Localismi, familismi e corporativismi, con le rispettive solidarietà escludenti, sono espressioni di capitale sociale che aggravano, più che risolvere, i problemi di governance delle società complesse. E’ su questo punto che diventa rilevante la definizione di Putnam del capitale sociale come “comunità civica”, in cui è diffuso un elevato senso civico (civicness), ovvero un orizzonte culturale congruente con gli assetti istituzionali di una democrazia e di un mercato efficienti: elevato senso di corresponsabilità interpersonale ad ampio raggio, diffuso rispetto delle norme informali e formali, un certo grado di informazione e competenza politica, identificazione con l’assetto istituzionale.
Dunque la civicness non è altro che il terzo puntello, quello culturale necessario per tenere in equilibrio una società democratica avanzata, in cui cioè stato e mercato sono, ciascuno nel suo ambito, efficienti: il primo è capace di assicurare sicurezza, ordine, garanzie di libertà ed eguaglianza, dunque diritti di cittadinanza; il secondo è in grado di produrre profitti e lavoro, ricchezza e beni – dunque entrate fiscali per lo stato.

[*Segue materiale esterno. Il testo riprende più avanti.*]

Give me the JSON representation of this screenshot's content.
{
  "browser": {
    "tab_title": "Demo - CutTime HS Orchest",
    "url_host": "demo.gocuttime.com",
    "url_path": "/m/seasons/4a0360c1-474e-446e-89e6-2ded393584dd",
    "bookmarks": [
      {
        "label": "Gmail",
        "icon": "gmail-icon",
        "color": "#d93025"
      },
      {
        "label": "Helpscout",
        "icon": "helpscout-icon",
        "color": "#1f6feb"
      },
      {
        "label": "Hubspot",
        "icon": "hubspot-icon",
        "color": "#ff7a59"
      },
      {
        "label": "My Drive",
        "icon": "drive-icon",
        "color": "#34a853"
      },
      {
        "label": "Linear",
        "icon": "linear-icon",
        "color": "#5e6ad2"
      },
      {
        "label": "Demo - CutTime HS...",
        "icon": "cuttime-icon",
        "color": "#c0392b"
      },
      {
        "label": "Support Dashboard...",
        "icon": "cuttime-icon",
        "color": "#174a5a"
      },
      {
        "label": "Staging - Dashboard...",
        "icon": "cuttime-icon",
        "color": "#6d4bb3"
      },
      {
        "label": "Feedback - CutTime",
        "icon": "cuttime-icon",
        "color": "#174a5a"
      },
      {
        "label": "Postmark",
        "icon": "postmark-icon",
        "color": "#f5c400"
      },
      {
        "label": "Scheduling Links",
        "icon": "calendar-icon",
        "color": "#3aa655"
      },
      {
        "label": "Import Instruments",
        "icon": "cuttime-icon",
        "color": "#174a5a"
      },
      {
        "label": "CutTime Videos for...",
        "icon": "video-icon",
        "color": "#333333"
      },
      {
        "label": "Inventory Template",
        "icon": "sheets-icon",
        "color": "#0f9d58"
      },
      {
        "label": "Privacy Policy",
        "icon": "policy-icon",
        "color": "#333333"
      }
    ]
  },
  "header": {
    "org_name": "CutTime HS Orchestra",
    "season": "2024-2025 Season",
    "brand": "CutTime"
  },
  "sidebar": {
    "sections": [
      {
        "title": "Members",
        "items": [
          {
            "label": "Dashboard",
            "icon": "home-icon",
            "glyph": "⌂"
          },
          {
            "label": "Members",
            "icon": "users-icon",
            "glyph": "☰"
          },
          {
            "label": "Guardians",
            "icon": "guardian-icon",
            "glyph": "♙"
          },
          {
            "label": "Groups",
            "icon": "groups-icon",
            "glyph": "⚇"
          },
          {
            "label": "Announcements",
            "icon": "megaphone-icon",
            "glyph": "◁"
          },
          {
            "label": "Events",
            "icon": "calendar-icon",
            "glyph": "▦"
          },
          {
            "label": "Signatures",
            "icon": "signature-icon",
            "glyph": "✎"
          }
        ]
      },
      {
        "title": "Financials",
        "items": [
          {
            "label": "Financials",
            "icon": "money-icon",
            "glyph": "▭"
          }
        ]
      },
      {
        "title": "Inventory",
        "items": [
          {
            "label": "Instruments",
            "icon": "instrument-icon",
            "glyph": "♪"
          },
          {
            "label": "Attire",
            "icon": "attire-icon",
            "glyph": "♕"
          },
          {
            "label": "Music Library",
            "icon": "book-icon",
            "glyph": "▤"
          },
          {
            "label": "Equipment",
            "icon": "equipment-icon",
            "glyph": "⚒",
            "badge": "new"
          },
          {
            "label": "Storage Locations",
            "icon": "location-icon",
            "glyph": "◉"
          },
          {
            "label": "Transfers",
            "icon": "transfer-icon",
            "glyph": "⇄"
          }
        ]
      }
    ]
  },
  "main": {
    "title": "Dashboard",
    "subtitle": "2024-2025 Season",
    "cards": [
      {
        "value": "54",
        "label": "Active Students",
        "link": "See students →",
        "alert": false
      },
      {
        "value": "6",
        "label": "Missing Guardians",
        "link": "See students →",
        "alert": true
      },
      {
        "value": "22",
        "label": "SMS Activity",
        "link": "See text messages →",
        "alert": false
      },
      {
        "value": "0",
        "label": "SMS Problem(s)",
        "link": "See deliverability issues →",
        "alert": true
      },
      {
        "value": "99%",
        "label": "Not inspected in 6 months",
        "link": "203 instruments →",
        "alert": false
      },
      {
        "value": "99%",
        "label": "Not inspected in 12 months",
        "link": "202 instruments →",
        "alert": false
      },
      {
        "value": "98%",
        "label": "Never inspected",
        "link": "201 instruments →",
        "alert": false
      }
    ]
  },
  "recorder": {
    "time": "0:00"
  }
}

Un capitale sociale che alimenta i valori di condivisione della responsabilità verso gli altri e di lealtà verso le istituzioni, in particolare la partecipazione agli elevati costi della cittadinanza sociale, presenta tre caratteristiche che conviene esplicitare compiutamente:
– designa qualità antitetiche rispetto a quelle del free rider, cioè di colui che non si sente vincolato da alcuna obbligazione quando gli altri si impegnano per ottenere un beneficio che andrà anche a suo vantaggio;
– costituisce la declinazione del processo di nation-building aggiornata agli assetti istituzionali delle democrazie del welfare, che esigono da parte dei cittadini un commitment differente dal mero “amor di patria” ottocentesco.
– al contempo questo stesso orizzonte culturale non può che riflettersi anche sulla qualità delle relazioni di mercato, determinando il tessuto etico in cui avvengono le transazioni economiche: affidabilità degli attori, rispetto delle regole, ridotta incidenza di comportamenti opportunistici.